Of course Starkville has every right to upgrade its faculty, even if in doing so black teachers are disproportionately excluded. Such a proper motive must however be effectuated by valid, constitutional means — means which are here absent.
Accordingly, I concur in part and dissent in part.

. In a special concurrence, I think it not inappropriate to make reference to the Supreme Court’s recent pronouncement in Griggs v. Duke Power Co., 1971, 401 U.S. 424, 91 S.Ct. 849, 23 L.Ed.2d 158, with respect to the rationale in support of the district court’s injunction against the implementation of a GRE cut-off score. Griggs involved a challenge to employment practices brought pursuant to Title Til of the Civil Rights Act. Nonetheless its teachings are relevant to this Fourteenth Amendment challenge. In Griggs, Chief Justice Burger spoke for a unanimous court:
“[Title VII] proscribes not only overt discrimination but also practices that are fair in form, but discriminatory in operation. The touchstone is business necessity. If an employment practice which operates to exclude Negroes cannot be shown to be related to job performance, the practice is prohibited.

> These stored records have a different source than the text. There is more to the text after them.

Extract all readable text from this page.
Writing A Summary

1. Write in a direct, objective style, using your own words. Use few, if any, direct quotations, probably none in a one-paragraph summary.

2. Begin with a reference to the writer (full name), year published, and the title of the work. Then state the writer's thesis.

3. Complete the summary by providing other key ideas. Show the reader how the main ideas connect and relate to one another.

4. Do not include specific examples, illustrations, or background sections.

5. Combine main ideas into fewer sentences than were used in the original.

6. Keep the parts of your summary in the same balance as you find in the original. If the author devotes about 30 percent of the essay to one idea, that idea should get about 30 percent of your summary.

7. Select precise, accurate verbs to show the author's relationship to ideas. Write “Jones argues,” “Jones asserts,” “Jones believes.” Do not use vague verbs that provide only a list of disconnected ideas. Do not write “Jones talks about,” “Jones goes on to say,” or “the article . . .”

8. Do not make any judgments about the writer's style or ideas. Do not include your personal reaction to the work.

“* * * [G]ood intent or absence of discriminatory intent does not redeem employment procedures or testing mechanisms that operate as ‘built-in headwinds’ for minority groups and are unrelated to measuring job capability.
“ * * * [A]ny given requirement must have a manifest relationship to the employment in question.”
401 U.S. at 431, 432, 91 S.Ct. at 853, 854. Similarly, I would conclude that the GRE has no “manifest relationship” with one’s ability to teach at the primary and secondary school levels.